Everyone Owns Quality: From “Works for Me” to “Works for All”

Session Category Sessions off the "Drupal Island" Audience All Attendees

What kinds of errors do you usually spot? A spelling mistake or off-brand product name? A slow page, an inaccessible feature, or a widget that’s awkward to use? Syntax errors or deprecated functions?

Everyone on a project notices quality issues—but not everyone feels equipped to fix them. Many teams already run checks such as code linting, copy editing, or accessibility reviews. But do these checks surface problems too late, competing with higher priorities? As preview environments and continuous integration become more common, you might realize you could use tools to catch errors sooner—but feel lost in a sea of jargon and complexity.

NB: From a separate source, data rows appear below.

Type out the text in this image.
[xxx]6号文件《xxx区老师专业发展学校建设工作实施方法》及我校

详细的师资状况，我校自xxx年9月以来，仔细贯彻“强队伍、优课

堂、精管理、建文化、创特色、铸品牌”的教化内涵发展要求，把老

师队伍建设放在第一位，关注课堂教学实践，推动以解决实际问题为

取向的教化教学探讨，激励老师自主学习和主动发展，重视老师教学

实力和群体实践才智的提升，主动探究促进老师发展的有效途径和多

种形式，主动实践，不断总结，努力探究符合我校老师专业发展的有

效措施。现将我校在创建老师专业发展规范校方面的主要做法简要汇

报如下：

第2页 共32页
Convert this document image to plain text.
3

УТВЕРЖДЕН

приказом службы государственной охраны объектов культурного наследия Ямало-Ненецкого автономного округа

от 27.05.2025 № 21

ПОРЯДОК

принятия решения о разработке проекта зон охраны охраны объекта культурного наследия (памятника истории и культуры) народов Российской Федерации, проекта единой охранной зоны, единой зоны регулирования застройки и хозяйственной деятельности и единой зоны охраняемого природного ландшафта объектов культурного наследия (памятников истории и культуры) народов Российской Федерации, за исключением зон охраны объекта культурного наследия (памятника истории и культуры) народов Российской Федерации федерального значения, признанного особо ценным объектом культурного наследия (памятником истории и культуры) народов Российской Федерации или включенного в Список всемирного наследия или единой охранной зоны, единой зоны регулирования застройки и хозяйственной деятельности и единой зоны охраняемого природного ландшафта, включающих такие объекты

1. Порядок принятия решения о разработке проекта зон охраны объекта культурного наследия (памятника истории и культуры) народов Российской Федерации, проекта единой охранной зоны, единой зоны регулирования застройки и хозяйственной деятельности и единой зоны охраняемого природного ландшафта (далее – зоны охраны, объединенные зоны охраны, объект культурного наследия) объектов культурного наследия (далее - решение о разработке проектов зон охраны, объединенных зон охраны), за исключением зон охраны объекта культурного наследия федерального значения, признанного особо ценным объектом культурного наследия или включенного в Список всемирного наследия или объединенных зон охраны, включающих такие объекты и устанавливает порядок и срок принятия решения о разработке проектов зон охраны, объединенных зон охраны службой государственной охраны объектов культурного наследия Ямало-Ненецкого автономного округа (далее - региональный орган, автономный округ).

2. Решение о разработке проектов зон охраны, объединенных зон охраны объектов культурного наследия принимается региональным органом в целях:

This session reframes QA as a shared responsibility that spans every role and stage of web development feature delivery. We’ll map the modern QA landscape and explore lightweight testing and preview tools anyone can use—from content editors to frontend and backend developers—to identify issues sooner and communicate them clearly.

Then we’ll see those ideas in action. The slides for this presentation will be hosted in a GitHub Pull Request and deployed through a Tugboat preview environment. Together, we’ll identify a late-detected error, propose a fix, commit it live, and watch the preview rebuild in real-time—demonstrating how an accessible, collaborative QA process can work.

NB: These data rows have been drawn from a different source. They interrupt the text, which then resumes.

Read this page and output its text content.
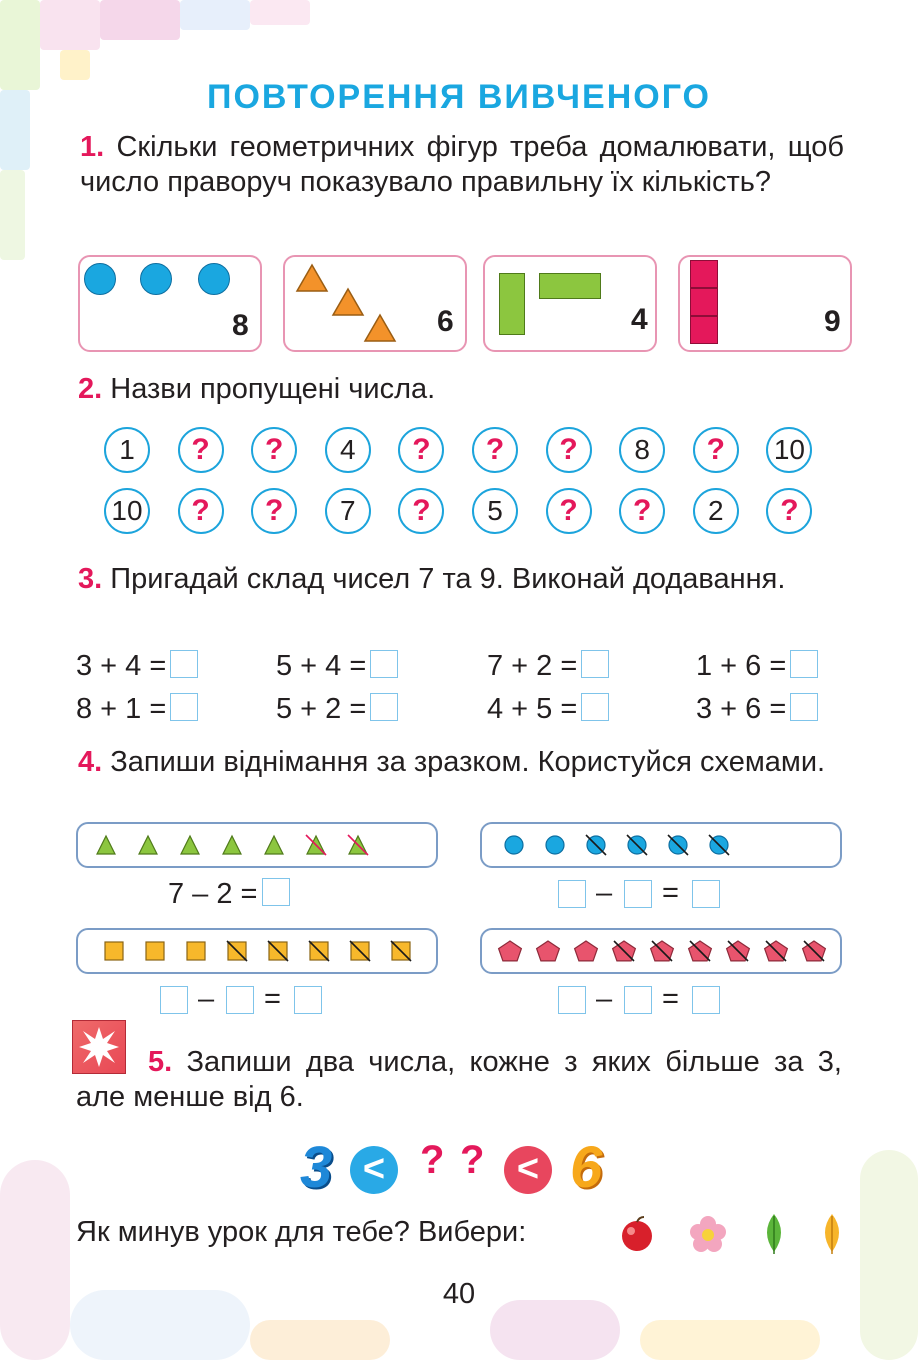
ПОВТОРЕННЯ ВИВЧЕНОГО
1. Скільки геометричних фігур треба домалювати, щоб число праворуч показувало правильну їх кількість?
8	6	4	9
2. Назви пропущені числа.
1	?	?	4	?	?	?	8	?	10
10	?	?	7	?	5	?	?	2	?
3. Пригадай склад чисел 7 та 9. Виконай додавання.
3 + 4 =	5 + 4 =	7 + 2 =	1 + 6 =
8 + 1 =	5 + 2 =	4 + 5 =	3 + 6 =
4. Запиши віднімання за зразком. Користуйся схемами.
7 – 2 =	– =
– =	– =
5. Запиши два числа, кожне з яких більше за 3, але менше від 6.
3 < ? ? < 6
Як минув урок для тебе? Вибери:
40
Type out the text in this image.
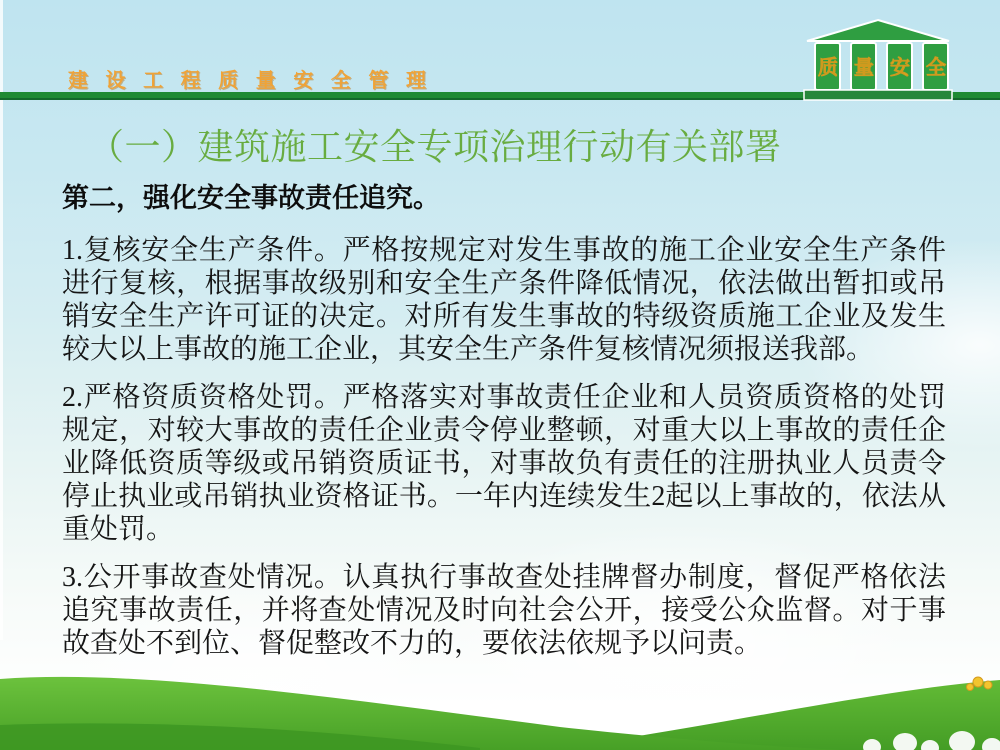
建 设 工 程 质 量 安 全 管 理
质 量 安 全
（一）建筑施工安全专项治理行动有关部署

第二，强化安全事故责任追究。

1.复核安全生产条件。严格按规定对发生事故的施工企业安全生产条件进行复核，根据事故级别和安全生产条件降低情况，依法做出暂扣或吊销安全生产许可证的决定。对所有发生事故的特级资质施工企业及发生较大以上事故的施工企业，其安全生产条件复核情况须报送我部。

2.严格资质资格处罚。严格落实对事故责任企业和人员资质资格的处罚规定，对较大事故的责任企业责令停业整顿，对重大以上事故的责任企业降低资质等级或吊销资质证书，对事故负有责任的注册执业人员责令停止执业或吊销执业资格证书。一年内连续发生2起以上事故的，依法从重处罚。

3.公开事故查处情况。认真执行事故查处挂牌督办制度，督促严格依法追究事故责任，并将查处情况及时向社会公开，接受公众监督。对于事故查处不到位、督促整改不力的，要依法依规予以问责。
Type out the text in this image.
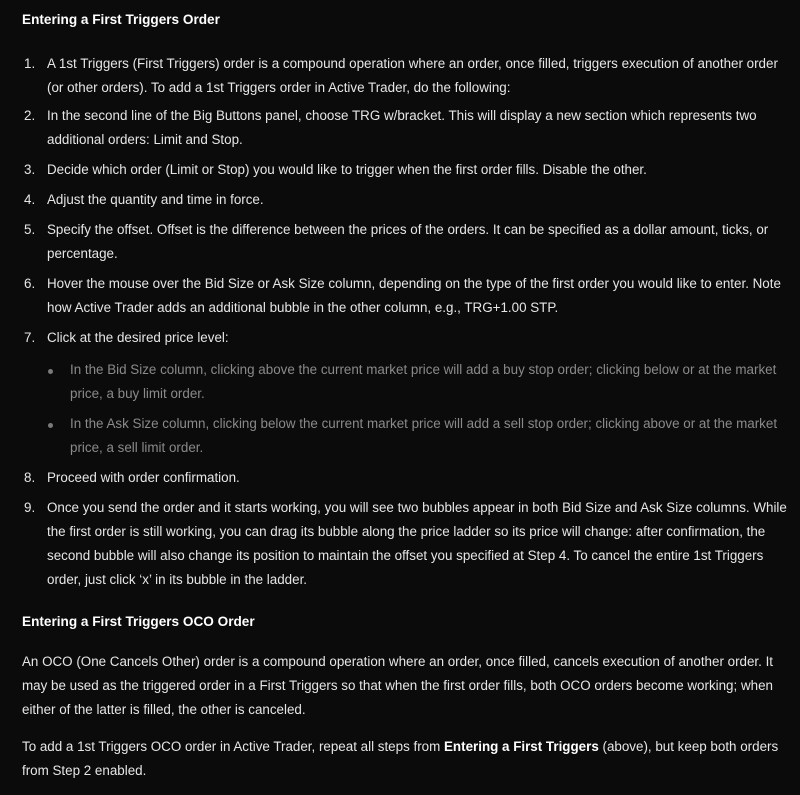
Entering a First Triggers Order
1. A 1st Triggers (First Triggers) order is a compound operation where an order, once filled, triggers execution of another order (or other orders). To add a 1st Triggers order in Active Trader, do the following:
2. In the second line of the Big Buttons panel, choose TRG w/bracket. This will display a new section which represents two additional orders: Limit and Stop.
3. Decide which order (Limit or Stop) you would like to trigger when the first order fills. Disable the other.
4. Adjust the quantity and time in force.
5. Specify the offset. Offset is the difference between the prices of the orders. It can be specified as a dollar amount, ticks, or percentage.
6. Hover the mouse over the Bid Size or Ask Size column, depending on the type of the first order you would like to enter. Note how Active Trader adds an additional bubble in the other column, e.g., TRG+1.00 STP.
7. Click at the desired price level:
In the Bid Size column, clicking above the current market price will add a buy stop order; clicking below or at the market price, a buy limit order.
In the Ask Size column, clicking below the current market price will add a sell stop order; clicking above or at the market price, a sell limit order.
8. Proceed with order confirmation.
9. Once you send the order and it starts working, you will see two bubbles appear in both Bid Size and Ask Size columns. While the first order is still working, you can drag its bubble along the price ladder so its price will change: after confirmation, the second bubble will also change its position to maintain the offset you specified at Step 4. To cancel the entire 1st Triggers order, just click ‘x’ in its bubble in the ladder.
Entering a First Triggers OCO Order

An OCO (One Cancels Other) order is a compound operation where an order, once filled, cancels execution of another order. It may be used as the triggered order in a First Triggers so that when the first order fills, both OCO orders become working; when either of the latter is filled, the other is canceled.

To add a 1st Triggers OCO order in Active Trader, repeat all steps from Entering a First Triggers (above), but keep both orders from Step 2 enabled.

Finally, we’ll examine how a local check could have identified the problem before the Pull Request was even opened, illustrating how you can continually learn from feedback and enhance your quality-assurance processes.

Attendees will leave with:

  • A clear mental model of the QA landscape across roles
  • Examples of small, approachable tools for checking quality locally or in CI/CD
  • Practical ideas for building a QA process that both “shifts left” and shares responsibility

About the Speaker

Amber Matz

Developer Advocate at Tugboat

Portland, OR

Amber Matz is a developer educator and technical communicator with deep experience helping people learn and love Drupal. After more than a decade leading high-quality tutorial development at Drupalize.Me, she’s stepping into a new role as Developer Advocate at Tugboat, where she’s excited to help teams build confidence with preview environments, QA workflows, and modern DevOps practices. Amber blends hands-on web development experience with clear, approachable teaching that empowers developers, designers, and site builders to understand not just how things work, but why they matter.